Donovan was enshrined in the Pro Football Hall of Fame in 1968. Joe Horrigan, vice president of communications at the HOF, said that even among the giants of the game in Canton, Donovan was a special presence.
"One of the great, great players. Not only a great player, but a great person. Everybody loved him. Great sense of humor. Great human," Horrigan told Dales. "Art was also in the Marine Hall of Fame. He fought for his country in World War II -- distinguished himself there."
"Art came to Baltimore in kind of an odd way. He came from the Dallas Texans, which went defunct. They went belly up and they ended up in Baltimore. Baltimore was looking for a football team back then in 1952. And they got this football team, and Art became this cornerstone along with a guy named Johnny Unitas a little bit later. Took them to that famous 1958 championship game. He was the first defensive character that the fans rallied around and loved. Even in his later years, he was a guest on late night talk shows. Just had this great personality. His father was a great boxing referee. He was a character, one of the true characters in sport."
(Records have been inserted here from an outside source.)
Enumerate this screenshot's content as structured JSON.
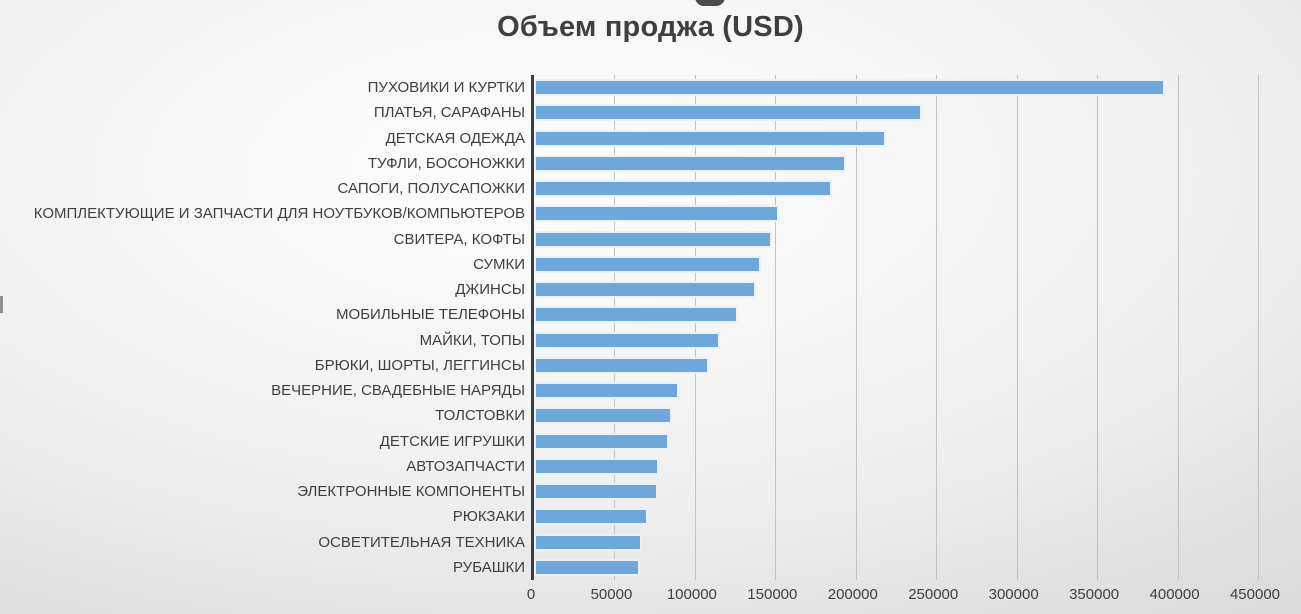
{
  "title": "Объем проджа (USD)",
  "colors": {
    "bar_fill": "#6FA7DB",
    "bar_outline": "#E9F1FA",
    "axis_line": "#3D3D3D",
    "gridline": "#C2C2C2",
    "text": "#3F3F3F",
    "background_light": "#FDFDFD",
    "background_dark": "#BFBFBF"
  },
  "chart_data": {
    "type": "bar",
    "orientation": "horizontal",
    "title": "Объем проджа (USD)",
    "xlabel": "",
    "ylabel": "",
    "xlim": [
      0,
      450000
    ],
    "x_ticks": [
      0,
      50000,
      100000,
      150000,
      200000,
      250000,
      300000,
      350000,
      400000,
      450000
    ],
    "grid": "vertical",
    "legend": "none",
    "sort": "descending",
    "categories": [
      "ПУХОВИКИ И КУРТКИ",
      "ПЛАТЬЯ, САРАФАНЫ",
      "ДЕТСКАЯ ОДЕЖДА",
      "ТУФЛИ, БОСОНОЖКИ",
      "САПОГИ, ПОЛУСАПОЖКИ",
      "КОМПЛЕКТУЮЩИЕ И ЗАПЧАСТИ ДЛЯ НОУТБУКОВ/КОМПЬЮТЕРОВ",
      "СВИТЕРА, КОФТЫ",
      "СУМКИ",
      "ДЖИНСЫ",
      "МОБИЛЬНЫЕ ТЕЛЕФОНЫ",
      "МАЙКИ, ТОПЫ",
      "БРЮКИ, ШОРТЫ, ЛЕГГИНСЫ",
      "ВЕЧЕРНИЕ, СВАДЕБНЫЕ НАРЯДЫ",
      "ТОЛСТОВКИ",
      "ДЕТСКИЕ ИГРУШКИ",
      "АВТОЗАПЧАСТИ",
      "ЭЛЕКТРОННЫЕ КОМПОНЕНТЫ",
      "РЮКЗАКИ",
      "ОСВЕТИТЕЛЬНАЯ ТЕХНИКА",
      "РУБАШКИ"
    ],
    "values": [
      392000,
      241000,
      219000,
      194000,
      185000,
      152000,
      148000,
      141000,
      138000,
      127000,
      115500,
      109000,
      90000,
      86000,
      84000,
      77500,
      77000,
      71000,
      67000,
      66000
    ]
  }
}
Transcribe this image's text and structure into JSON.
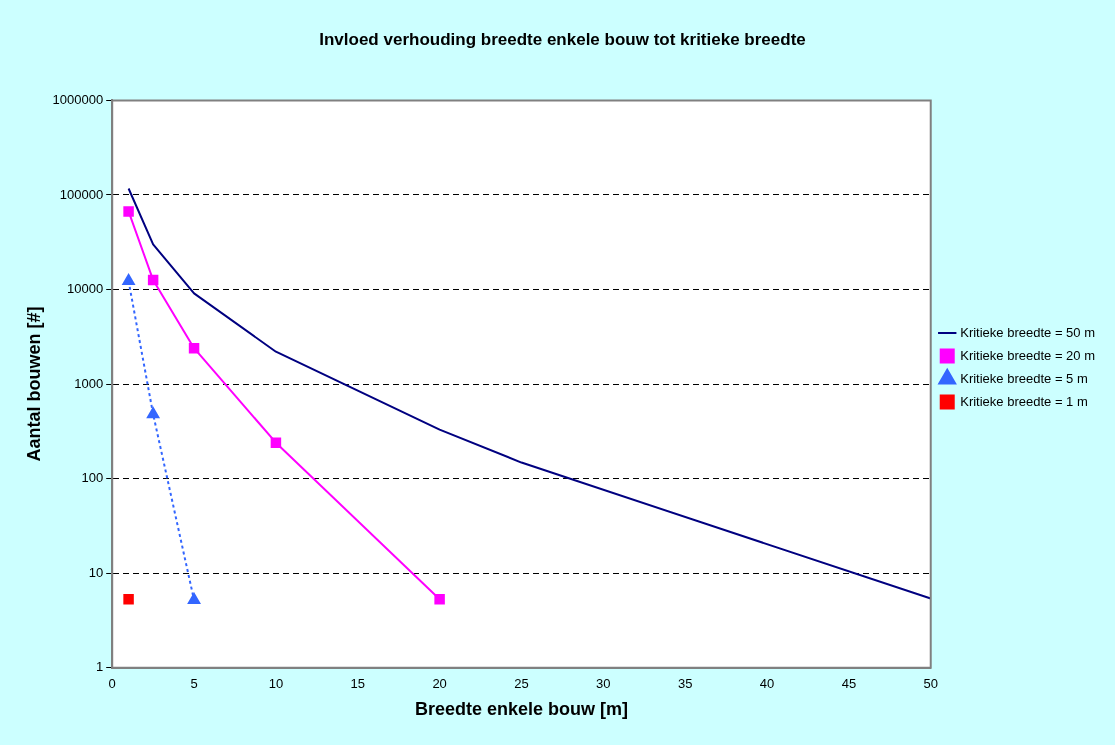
{
  "chart_data": {
    "type": "line",
    "title": "Invloed verhouding breedte enkele bouw tot kritieke breedte",
    "xlabel": "Breedte enkele bouw [m]",
    "ylabel": "Aantal bouwen [#]",
    "log": "y",
    "grid": "y",
    "legend": "right",
    "xlim": [
      0,
      50
    ],
    "xticks": [
      0,
      5,
      10,
      15,
      20,
      25,
      30,
      35,
      40,
      45,
      50
    ],
    "ylim": [
      1,
      1000000
    ],
    "yticks": [
      1,
      10,
      100,
      1000,
      10000,
      100000,
      1000000
    ],
    "series": [
      {
        "name": "Kritieke breedte = 50 m",
        "color": "#000080",
        "marker": "none",
        "line_style": "solid",
        "x": [
          1,
          2.5,
          5,
          10,
          20,
          25,
          50
        ],
        "values": [
          117000,
          30000,
          9100,
          2200,
          330,
          148,
          5.4
        ]
      },
      {
        "name": "Kritieke breedte = 20 m",
        "color": "#ff00ff",
        "marker": "square",
        "line_style": "solid",
        "x": [
          1,
          2.5,
          5,
          10,
          20
        ],
        "values": [
          67000,
          12600,
          2400,
          240,
          5.3
        ]
      },
      {
        "name": "Kritieke breedte = 5 m",
        "color": "#3366ff",
        "marker": "triangle",
        "line_style": "dotted",
        "x": [
          1,
          2.5,
          5
        ],
        "values": [
          12300,
          480,
          5.2
        ]
      },
      {
        "name": "Kritieke breedte = 1 m",
        "type": "scatter",
        "color": "#ff0000",
        "marker": "square",
        "x": [
          1
        ],
        "values": [
          5.3
        ]
      }
    ]
  }
}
"We lost a friend, one of the finest men and one of the greatest characters we were fortunate to meet in this community and in this business," Baltimore Ravens owner Steve Bisciotti said. "Baltimore is now without one of its best and someone who was a foundation for the tremendous popularity of football in our area. The world is not as bright tonight because we lost someone who could make us all smile."
The Associated Press contributed to this story.